«Quando eu era menino, os mais velhos perguntavam:
O que você quer ser quando crescer?
Hoje não perguntam mais.
Se perguntassem, eu diria que quero ser menino.»
Fernando Sabino
Quando a
Mylla Gavão propôs uma blogagem coletiva nos dias 04 e 05 do presente mês, em comemoração aos 6 meses de existência do "
Vidas Linha" com o tema:
Uma experiência marcante de minha vida - Parei para pensar o que seria 'marcante', se tudo faz parte da própria vida e nela se dilui?
Por ter vivido intensamente todas as minhas fases, não posso reclamar da vida! Houveram mais alegrias que tristezas. Estas sempre estiveram agregadas a morte de um ente querido: na minha infância a perda de meu pai e no início da adolescência, a perda de uma amiga de infância - minha irmãzinha, a minha companheira de traquinagens.
As traquinagens seguiram mesmo assim e andei pelo mundo, conheci outras pessoas, outros lugares, culturas, povos - corri riscos de vida e duas quase morte.
Quando alguém morre, você é forçado a aceitar o acontecimento. A morte é coisa da vida! Mas e quando você sente a pessoa morrer somente para você? Isto acontece também quando paramos de confiar nesta pessoa - o que me fez rever todo o meu conceito de vida e perder a inocência.
Vocês podem me dizer, as pessoas não são iguais! Pois não são mesmo! Até porque os valores de lealdade são diferentes de pessoa para pessoa e o que carrego em mim, se choca!
E lembrando dos fatos, fiquei cheia de lágrimas - lágrimas que não saem. Lágrimas encurraladas, que se empurram nos olhos porque o coração frio, gela as lágrimas, não deixando que elas saem. Custa-me escrever isto, porque na realidade não gosto de falar de coisas tristes e de estar assim. Não adianta fingir, não adianta enganar-me que está tudo bem, que já esqueci. Custa-me viver certas situações. Não é algo que eu possa ou consiga mudar assim com um estalar de dedos. São caminhos que se tem que percorrer, daqueles com apenas uma via e que não permitem inversão de marcha. Faz-me bem despejar o recipiente das emoções aqui.
E apesar de, a vida tem me ofertado muitos momentos especiais, de quase felicidade.
«Você já parou para pensar a quantidade enorme de pessoas que reclamam... Pois é, já se deu conta de que você e eu também fazemos parte deste enorme contingente de pessoas?»
Você pode parar para pensar e perceber que o que você reclama nas pessoas pode se tratar de uma deficiência sua em achar que tudo tem que ser perfeito. E porque as pessoas precisam ser perfeitas?
«Somos HUMANOS, portanto, como a própria palavra diz: HUM (um), MANO (irmão). Os sinais, as mensagens, estão na nossa frente e muitas vezes não as conseguimos ver. Sabe por quê? Eventualmente porque estamos com o nosso corpo cheio de mágoa (má água). Se o nosso corpo é 70 % água (líquido), imagine o que viramos... água podre. Quer mudar tudo isso? Então perdoe do fundo da alma. Faça sempre a boa intriga. Propaguemos coisas boas...»

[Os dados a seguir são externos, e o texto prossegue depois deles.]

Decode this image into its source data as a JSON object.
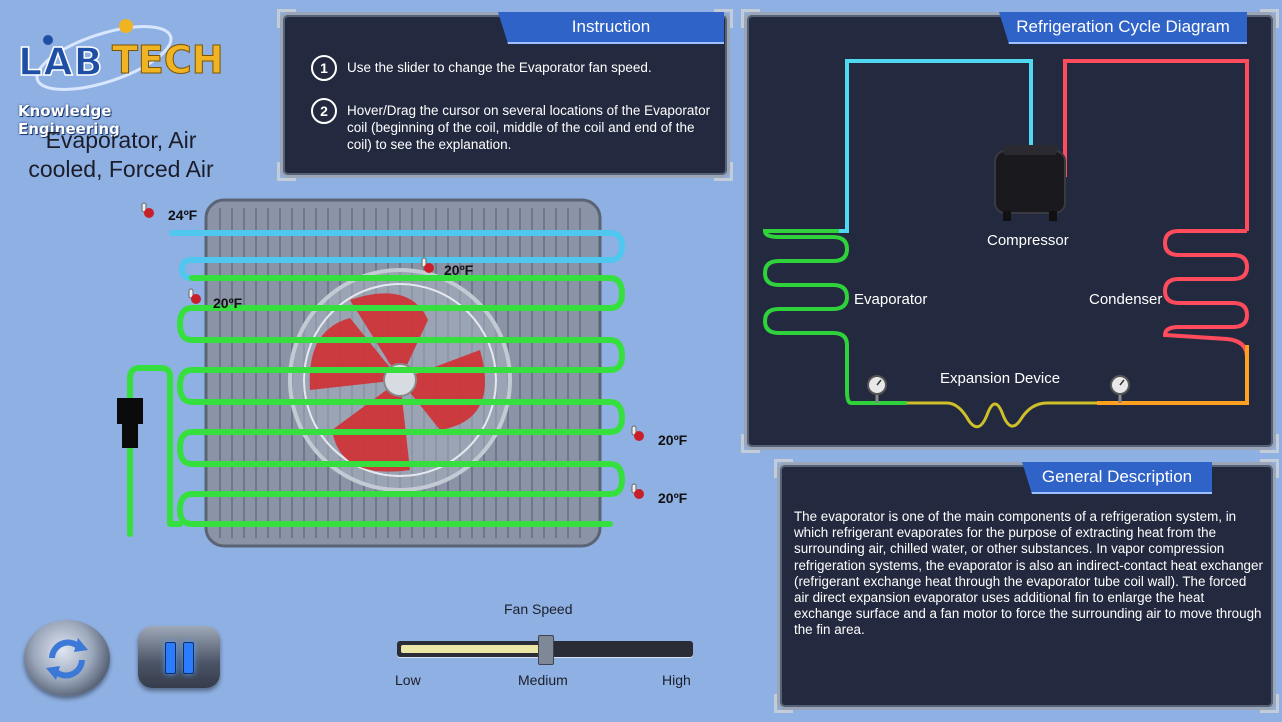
{
  "branding": {
    "logo_main": "LAB",
    "logo_accent": "TECH",
    "tagline": "Knowledge Engineering"
  },
  "page_title": "Evaporator, Air cooled, Forced Air",
  "instruction_panel": {
    "tab_title": "Instruction",
    "items": [
      {
        "number": "1",
        "text": "Use the slider to change the Evaporator fan speed."
      },
      {
        "number": "2",
        "text": "Hover/Drag the cursor on several locations of the Evaporator coil (beginning of the coil, middle of the coil and end of the coil) to see the explanation."
      }
    ]
  },
  "cycle_panel": {
    "tab_title": "Refrigeration Cycle Diagram",
    "labels": {
      "compressor": "Compressor",
      "evaporator": "Evaporator",
      "condenser": "Condenser",
      "expansion": "Expansion Device"
    },
    "colors": {
      "suction": "#4fd8f0",
      "discharge": "#ff4b5c",
      "evap": "#2fd23a",
      "liquid": "#ffa020",
      "mixed": "#cfc02a"
    }
  },
  "description_panel": {
    "tab_title": "General Description",
    "text": "The evaporator is one of the main components of a refrigeration system, in which refrigerant evaporates for the purpose of extracting heat from the surrounding air, chilled water, or other substances. In vapor compression refrigeration systems, the evaporator is also an indirect-contact heat exchanger (refrigerant exchange heat through the evaporator tube coil wall). The forced air direct expansion evaporator uses additional fin to enlarge the heat exchange surface and a fan motor to force the surrounding air to move through the fin area."
  },
  "evaporator_readings": {
    "inlet": "24ºF",
    "coil_top": "20ºF",
    "coil_left": "20ºF",
    "coil_right_mid": "20ºF",
    "coil_right_low": "20ºF"
  },
  "fan_speed": {
    "label": "Fan Speed",
    "low": "Low",
    "medium": "Medium",
    "high": "High",
    "value": 0.5
  },
  "controls": {
    "reset_icon": "reset-icon",
    "pause_icon": "pause-icon"
  }
}
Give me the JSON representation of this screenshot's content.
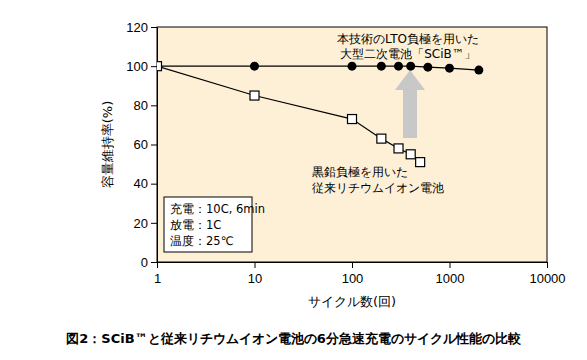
{
  "chart_data": {
    "type": "line",
    "title": "図2：SCiB™と従来リチウムイオン電池の6分急速充電のサイクル性能の比較",
    "xlabel": "サイクル数(回)",
    "ylabel": "容量維持率(%)",
    "log": "x",
    "grid": false,
    "xlim": [
      1,
      10000
    ],
    "xticks": [
      1,
      10,
      100,
      1000,
      10000
    ],
    "ylim": [
      0,
      120
    ],
    "yticks": [
      0,
      20,
      40,
      60,
      80,
      100,
      120
    ],
    "series": [
      {
        "color": "#000000",
        "marker": "circle",
        "line_style": "solid",
        "x": [
          1,
          10,
          100,
          200,
          300,
          400,
          600,
          1000,
          2000
        ],
        "values": [
          100,
          100,
          100,
          100,
          100,
          100,
          99.5,
          99,
          98
        ]
      },
      {
        "color": "#000000",
        "marker": "square",
        "line_style": "solid",
        "x": [
          1,
          10,
          100,
          200,
          300,
          400,
          500
        ],
        "values": [
          100,
          85,
          73,
          63,
          58,
          55,
          51
        ]
      }
    ],
    "annotations": [
      [
        "本技術のLTO負極を用いた",
        "大型二次電池「SCiB™」"
      ],
      [
        "黒鉛負極を用いた",
        "従来リチウムイオン電池"
      ],
      [
        "充電：10C, 6min",
        "放電：1C",
        "温度：25℃"
      ]
    ]
  }
}
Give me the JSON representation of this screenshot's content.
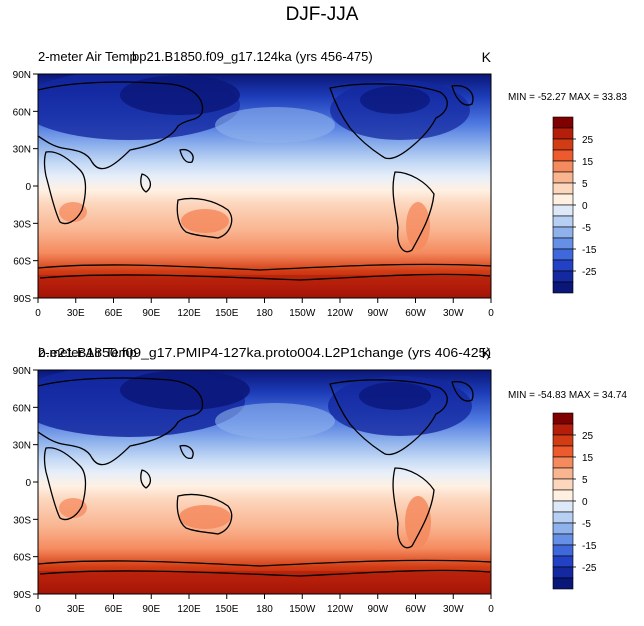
{
  "figure_title": "DJF-JJA",
  "panels": [
    {
      "title_left_1": "2-meter Air Temp",
      "title_left_2": "bp21.B1850.f09_g17.124ka (yrs 456-475)",
      "units": "K",
      "stats": "MIN = -52.27 MAX =  33.83"
    },
    {
      "title_left_1": "2-meter Air Temp",
      "title_left_2": "b.e21.B1850.f09_g17.PMIP4-127ka.proto004.L2P1change (yrs 406-425)",
      "units": "K",
      "stats": "MIN = -54.83 MAX =  34.74"
    }
  ],
  "axes": {
    "lat_ticks": [
      "90N",
      "60N",
      "30N",
      "0",
      "30S",
      "60S",
      "90S"
    ],
    "lon_ticks": [
      "0",
      "30E",
      "60E",
      "90E",
      "120E",
      "150E",
      "180",
      "150W",
      "120W",
      "90W",
      "60W",
      "30W",
      "0"
    ]
  },
  "colorbar": {
    "labels": [
      "25",
      "15",
      "5",
      "0",
      "-5",
      "-15",
      "-25"
    ],
    "colors": [
      "#800000",
      "#b41e0a",
      "#d23c14",
      "#ec5a2d",
      "#f58a5e",
      "#f9b490",
      "#fcd6bd",
      "#fff0e2",
      "#dde8f8",
      "#b7cff2",
      "#8fb2ec",
      "#6690e6",
      "#3f68dc",
      "#2341c4",
      "#1428a0",
      "#0a1678"
    ]
  },
  "chart_data": {
    "type": "map",
    "title": "DJF-JJA",
    "variable": "2-meter Air Temp",
    "units": "K",
    "panels": [
      {
        "case": "bp21.B1850.f09_g17.124ka (yrs 456-475)",
        "min": -52.27,
        "max": 33.83
      },
      {
        "case": "b.e21.B1850.f09_g17.PMIP4-127ka.proto004.L2P1change (yrs 406-425)",
        "min": -54.83,
        "max": 34.74
      }
    ],
    "colorbar_ticks": [
      25,
      15,
      5,
      0,
      -5,
      -15,
      -25
    ]
  }
}
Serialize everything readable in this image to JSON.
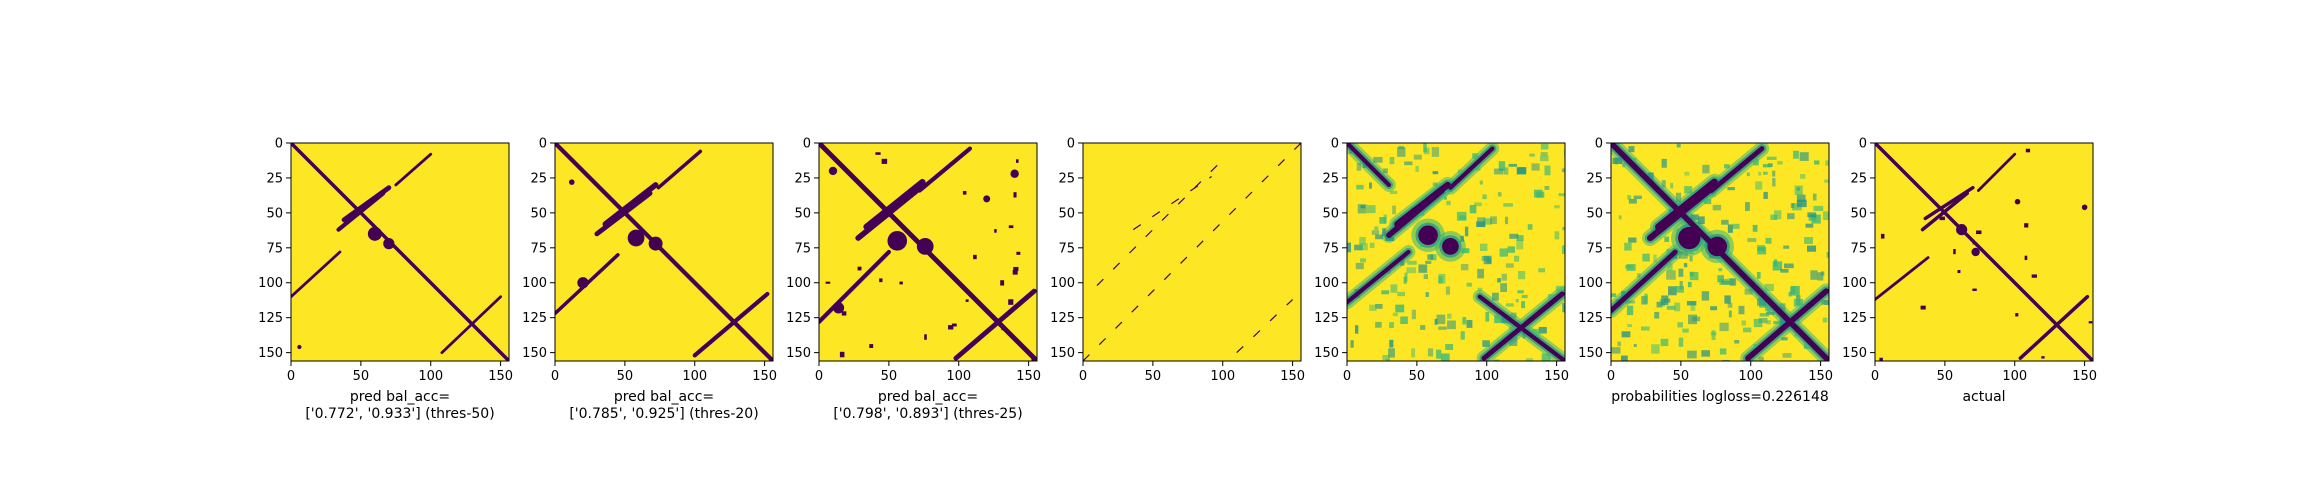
{
  "figure": {
    "background": "#ffffff"
  },
  "colormap": {
    "low": "#440154",
    "mid_low": "#31688e",
    "mid": "#21918c",
    "mid_high": "#35b779",
    "high": "#fde725"
  },
  "chart_data": [
    {
      "type": "heatmap",
      "xlabel": "pred bal_acc=\n['0.772', '0.933'] (thres-50)",
      "xlim": [
        0,
        156
      ],
      "ylim": [
        156,
        0
      ],
      "x_ticks": [
        0,
        50,
        100,
        150
      ],
      "y_ticks": [
        0,
        25,
        50,
        75,
        100,
        125,
        150
      ],
      "binary": true,
      "features": [
        {
          "kind": "diag",
          "from": [
            0,
            0
          ],
          "to": [
            156,
            156
          ],
          "w": 2.5
        },
        {
          "kind": "band",
          "from": [
            38,
            55
          ],
          "to": [
            70,
            32
          ],
          "w": 3.5
        },
        {
          "kind": "band",
          "from": [
            34,
            62
          ],
          "to": [
            66,
            36
          ],
          "w": 3
        },
        {
          "kind": "band",
          "from": [
            75,
            30
          ],
          "to": [
            100,
            8
          ],
          "w": 2
        },
        {
          "kind": "band",
          "from": [
            0,
            110
          ],
          "to": [
            35,
            78
          ],
          "w": 2
        },
        {
          "kind": "band",
          "from": [
            108,
            150
          ],
          "to": [
            150,
            110
          ],
          "w": 2
        },
        {
          "kind": "blob",
          "at": [
            60,
            65
          ],
          "r": 5
        },
        {
          "kind": "blob",
          "at": [
            70,
            72
          ],
          "r": 4
        },
        {
          "kind": "blob",
          "at": [
            6,
            146
          ],
          "r": 1.5
        }
      ]
    },
    {
      "type": "heatmap",
      "xlabel": "pred bal_acc=\n['0.785', '0.925'] (thres-20)",
      "xlim": [
        0,
        156
      ],
      "ylim": [
        156,
        0
      ],
      "x_ticks": [
        0,
        50,
        100,
        150
      ],
      "y_ticks": [
        0,
        25,
        50,
        75,
        100,
        125,
        150
      ],
      "binary": true,
      "features": [
        {
          "kind": "diag",
          "from": [
            0,
            0
          ],
          "to": [
            156,
            156
          ],
          "w": 3
        },
        {
          "kind": "band",
          "from": [
            36,
            58
          ],
          "to": [
            72,
            30
          ],
          "w": 4
        },
        {
          "kind": "band",
          "from": [
            30,
            65
          ],
          "to": [
            68,
            36
          ],
          "w": 3.5
        },
        {
          "kind": "band",
          "from": [
            74,
            32
          ],
          "to": [
            104,
            6
          ],
          "w": 2.5
        },
        {
          "kind": "band",
          "from": [
            0,
            122
          ],
          "to": [
            45,
            80
          ],
          "w": 2.5
        },
        {
          "kind": "band",
          "from": [
            100,
            152
          ],
          "to": [
            152,
            108
          ],
          "w": 3
        },
        {
          "kind": "blob",
          "at": [
            58,
            68
          ],
          "r": 6
        },
        {
          "kind": "blob",
          "at": [
            72,
            72
          ],
          "r": 5
        },
        {
          "kind": "blob",
          "at": [
            20,
            100
          ],
          "r": 4
        },
        {
          "kind": "blob",
          "at": [
            12,
            28
          ],
          "r": 2
        }
      ]
    },
    {
      "type": "heatmap",
      "xlabel": "pred bal_acc=\n['0.798', '0.893'] (thres-25)",
      "xlim": [
        0,
        156
      ],
      "ylim": [
        156,
        0
      ],
      "x_ticks": [
        0,
        50,
        100,
        150
      ],
      "y_ticks": [
        0,
        25,
        50,
        75,
        100,
        125,
        150
      ],
      "binary": true,
      "features": [
        {
          "kind": "diag",
          "from": [
            0,
            0
          ],
          "to": [
            156,
            156
          ],
          "w": 3.5
        },
        {
          "kind": "band",
          "from": [
            34,
            60
          ],
          "to": [
            74,
            28
          ],
          "w": 4.5
        },
        {
          "kind": "band",
          "from": [
            28,
            68
          ],
          "to": [
            70,
            34
          ],
          "w": 4
        },
        {
          "kind": "band",
          "from": [
            72,
            34
          ],
          "to": [
            108,
            4
          ],
          "w": 3
        },
        {
          "kind": "band",
          "from": [
            0,
            128
          ],
          "to": [
            50,
            78
          ],
          "w": 3
        },
        {
          "kind": "band",
          "from": [
            98,
            154
          ],
          "to": [
            154,
            106
          ],
          "w": 3.5
        },
        {
          "kind": "blob",
          "at": [
            56,
            70
          ],
          "r": 7
        },
        {
          "kind": "blob",
          "at": [
            76,
            74
          ],
          "r": 6
        },
        {
          "kind": "blob",
          "at": [
            14,
            118
          ],
          "r": 4
        },
        {
          "kind": "blob",
          "at": [
            140,
            22
          ],
          "r": 3
        },
        {
          "kind": "blob",
          "at": [
            10,
            20
          ],
          "r": 3
        },
        {
          "kind": "blob",
          "at": [
            120,
            40
          ],
          "r": 2.5
        }
      ],
      "noise": 0.01
    },
    {
      "type": "heatmap",
      "xlabel": "",
      "xlim": [
        0,
        156
      ],
      "ylim": [
        156,
        0
      ],
      "x_ticks": [
        0,
        50,
        100,
        150
      ],
      "y_ticks": [
        0,
        25,
        50,
        75,
        100,
        125,
        150
      ],
      "binary": true,
      "features": [
        {
          "kind": "band",
          "from": [
            0,
            156
          ],
          "to": [
            156,
            0
          ],
          "w": 0.8
        },
        {
          "kind": "band",
          "from": [
            10,
            102
          ],
          "to": [
            100,
            12
          ],
          "w": 0.8
        },
        {
          "kind": "band",
          "from": [
            36,
            62
          ],
          "to": [
            92,
            24
          ],
          "w": 0.7
        },
        {
          "kind": "band",
          "from": [
            110,
            150
          ],
          "to": [
            150,
            112
          ],
          "w": 0.7
        }
      ],
      "sparse": true
    },
    {
      "type": "heatmap",
      "xlabel": "",
      "xlim": [
        0,
        156
      ],
      "ylim": [
        156,
        0
      ],
      "x_ticks": [
        0,
        50,
        100,
        150
      ],
      "y_ticks": [
        0,
        25,
        50,
        75,
        100,
        125,
        150
      ],
      "binary": false,
      "features": [
        {
          "kind": "diag",
          "from": [
            0,
            0
          ],
          "to": [
            30,
            30
          ],
          "w": 3
        },
        {
          "kind": "band",
          "from": [
            36,
            58
          ],
          "to": [
            72,
            30
          ],
          "w": 4.5
        },
        {
          "kind": "band",
          "from": [
            30,
            66
          ],
          "to": [
            68,
            34
          ],
          "w": 4
        },
        {
          "kind": "band",
          "from": [
            74,
            32
          ],
          "to": [
            104,
            4
          ],
          "w": 3
        },
        {
          "kind": "band",
          "from": [
            0,
            114
          ],
          "to": [
            44,
            78
          ],
          "w": 3
        },
        {
          "kind": "band",
          "from": [
            98,
            154
          ],
          "to": [
            154,
            108
          ],
          "w": 3.5
        },
        {
          "kind": "diag",
          "from": [
            95,
            110
          ],
          "to": [
            156,
            156
          ],
          "w": 3
        },
        {
          "kind": "blob",
          "at": [
            58,
            66
          ],
          "r": 7
        },
        {
          "kind": "blob",
          "at": [
            74,
            74
          ],
          "r": 6
        }
      ],
      "noise": 0.2
    },
    {
      "type": "heatmap",
      "xlabel": "probabilities logloss=0.226148",
      "xlim": [
        0,
        156
      ],
      "ylim": [
        156,
        0
      ],
      "x_ticks": [
        0,
        50,
        100,
        150
      ],
      "y_ticks": [
        0,
        25,
        50,
        75,
        100,
        125,
        150
      ],
      "binary": false,
      "features": [
        {
          "kind": "diag",
          "from": [
            0,
            0
          ],
          "to": [
            156,
            156
          ],
          "w": 4
        },
        {
          "kind": "band",
          "from": [
            34,
            60
          ],
          "to": [
            74,
            28
          ],
          "w": 5
        },
        {
          "kind": "band",
          "from": [
            28,
            68
          ],
          "to": [
            70,
            34
          ],
          "w": 4.5
        },
        {
          "kind": "band",
          "from": [
            72,
            34
          ],
          "to": [
            108,
            4
          ],
          "w": 3.5
        },
        {
          "kind": "band",
          "from": [
            0,
            120
          ],
          "to": [
            46,
            78
          ],
          "w": 3.5
        },
        {
          "kind": "band",
          "from": [
            98,
            154
          ],
          "to": [
            154,
            106
          ],
          "w": 4
        },
        {
          "kind": "blob",
          "at": [
            56,
            68
          ],
          "r": 8
        },
        {
          "kind": "blob",
          "at": [
            76,
            74
          ],
          "r": 7
        }
      ],
      "noise": 0.22
    },
    {
      "type": "heatmap",
      "xlabel": "actual",
      "xlim": [
        0,
        156
      ],
      "ylim": [
        156,
        0
      ],
      "x_ticks": [
        0,
        50,
        100,
        150
      ],
      "y_ticks": [
        0,
        25,
        50,
        75,
        100,
        125,
        150
      ],
      "binary": true,
      "features": [
        {
          "kind": "diag",
          "from": [
            0,
            0
          ],
          "to": [
            156,
            156
          ],
          "w": 2.5
        },
        {
          "kind": "band",
          "from": [
            36,
            54
          ],
          "to": [
            70,
            32
          ],
          "w": 2.5
        },
        {
          "kind": "band",
          "from": [
            34,
            62
          ],
          "to": [
            66,
            36
          ],
          "w": 2.5
        },
        {
          "kind": "band",
          "from": [
            74,
            34
          ],
          "to": [
            100,
            8
          ],
          "w": 2
        },
        {
          "kind": "band",
          "from": [
            0,
            112
          ],
          "to": [
            38,
            82
          ],
          "w": 2
        },
        {
          "kind": "band",
          "from": [
            104,
            154
          ],
          "to": [
            152,
            110
          ],
          "w": 2.5
        },
        {
          "kind": "blob",
          "at": [
            62,
            62
          ],
          "r": 4
        },
        {
          "kind": "blob",
          "at": [
            72,
            78
          ],
          "r": 3
        },
        {
          "kind": "blob",
          "at": [
            150,
            46
          ],
          "r": 2
        },
        {
          "kind": "blob",
          "at": [
            102,
            42
          ],
          "r": 2
        }
      ],
      "noise": 0.006
    }
  ]
}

Então já está dito e sem mexericos - estou trabalhando isto! São etapas de vida que se finalizaram, onde desfiz das trivialidades e percebi que a vida tem coisas tão mais importantes e que nós humanos nos preocupamos com imbecilidades! E quando nos colocamos diante da morte ou quase morte - sim, quando uma tragédia acontece, colocamos os pés no chão.
E digo mais, os gatos é que sabem gerir e viver a vida e, como dizia na contracapa de um dos livros do Saramago:
"Ainda não está provado que um Gato é um bicho!"